Fig. 14.—Distribution of potash deposits in northern Germany.
In 1904 another important and extensive deposit of water-soluble potash salts was discovered by boring in the valley of the Rhine River in southern Alsace. Alsace, then in possession of Germany, has now been restored to France. The deposit is in two essentially continuous beds that underlie within accessible depth an area of 70 to 80 square miles of the flat bottom lands of the Rhine Valley. The beds are estimated to contain about 1,500,000,000 metric tons of crude potash salts, which average considerably richer in potash than the output of the north German deposits, and, being of simpler chemical composition, are more readily refined. The mines opening these deposits are readily accessible to water transportation by way of the Rhine River and the canals of the Rhine Valley. The distance to ocean ports is considerably longer than it is from the north German deposits, being about 375 miles, as compared with 150 miles by canal and river boats from the latter, but the amount of handling necessary to transport similar cargoes from the two districts seems to be about the same. The deposit in Alsace lies in an elliptical area centering about 5 miles northwest of the city of Mulhouse.
Some potash has been produced from a deposit in Galicia, near Kalusz, south of Lemberg, from deposits reported to be of a type similar to those of north Germany, but the field has never yielded even enough potash to satisfy the local demand, and is thought not to be large.
During the war relatively small outputs of potash salts were obtained from many independent sources, in the United States, Abyssinia, Tunis, and other countries. Under stress of war necessities and the complete shutting off of other supplies, these outputs in the aggregate formed a considerable amount. Much of the development probably will not be permanent, when strict competition with the potash from more available sources is renewed, but each of these fields and doubtless many others contain the possibilities of development that may give the world situation a new aspect at any time. Chief among the most immediate prospects for important development is a rather extensive field in eastern Spain, near Barcelona. This field has not as yet produced on a commercial scale. One estimate of the reserves in the Spanish field claims a proved area of 13.5 square miles containing 200,000,000 tons of potassium oxide.
The nitrate deposits of Chile contain a small percentage of potash, and this is being recovered separately from the sodium nitrate at several of the refineries. It has been estimated that a total production of 240,000 tons of potassium oxide annually might be derived from this source.
Many different sources in the United States are yielding potash salts.

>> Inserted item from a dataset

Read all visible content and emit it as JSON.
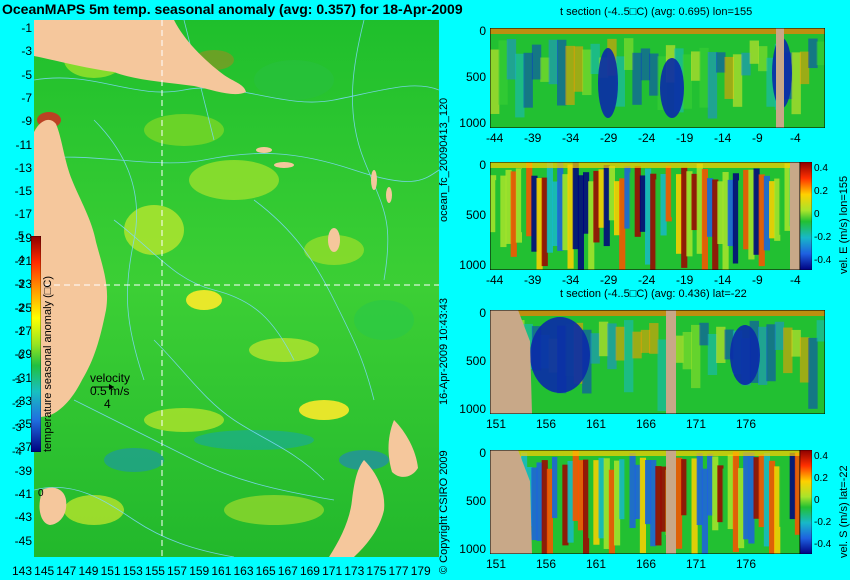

The largest known deposit of soluble potash in fairly concentrated form is at Searles Lake, California. This is a dried saline lake, now represented by a bed of crystalline salts with a large amount of saturated brine rich in potash. The body of salts carrying the brine underlies an area of about 25 square miles and extends to an average depth of 70 feet. It is estimated that the brine alone in this deposit carries nearly 20,000,000 tons of potassium oxide, which would be enough potash to supply the needs of the country for about 60 years at the present normal rate. Numerous small lakes in western Nebraska carry brines exceptionally rich in potash, and these are now yielding a considerable production of potash fertilizer salts. No satisfactory estimate of the reserves in this field is available.
Under present operating conditions about one-third of the annual requirements of the United States is recoverable from the cement mills. About 380,000 short tons of potash, most of which is volatilized, is annually charged into the blast furnaces of the country. The best available estimates indicate that about 30,000 tons of potash have formerly gone to waste in molasses distillery slop, and-about 8,000 tons in Steffens waste water at the beet-sugar refineries of the country. Kelp and alunite are available in quantities sufficient to continue to yield a substantial production. Enormous quantities of leucite lava, carrying 10 per cent. of potash in an insoluble silicate form; greensand carrying 6 to 7 per cent. of insoluble potash; sericite with from 7 to 12 per cent., and feldspar with similar content, are available as raw materials of production if satisfactory commercial processes can be developed. Thus potential supplies of potash in the United States are practically inexhaustible. The future of the American potash industry, therefore, depends on the development of processes or methods of separation economical enough to permit the domestic product to compete with imported potash.
GEOLOGICAL DISTRIBUTION
The potash deposits of northern Germany lie in the midst of a series of formations known as the Zechstein, the geologic age of which is Permian. Both the Alsatian and Spanish deposits are found in Oligocene Tertiary rocks, although the deposits were not necessarily strictly synchronous in origin. The Galician deposits are described as of lower Miocene (Tertiary) age. These are the principal known bedded deposits of potash in the world, for which as a class the distinction as to geologic age seems to have a special significance. The association of potash with the large salt and gypsum deposits of the world seems for some reason to have been exceptional in geologic history. But the determination that these somewhat analogous occurrences have been formed at various times and places is a good basis for expecting that similar deposits may yet be discovered elsewhere.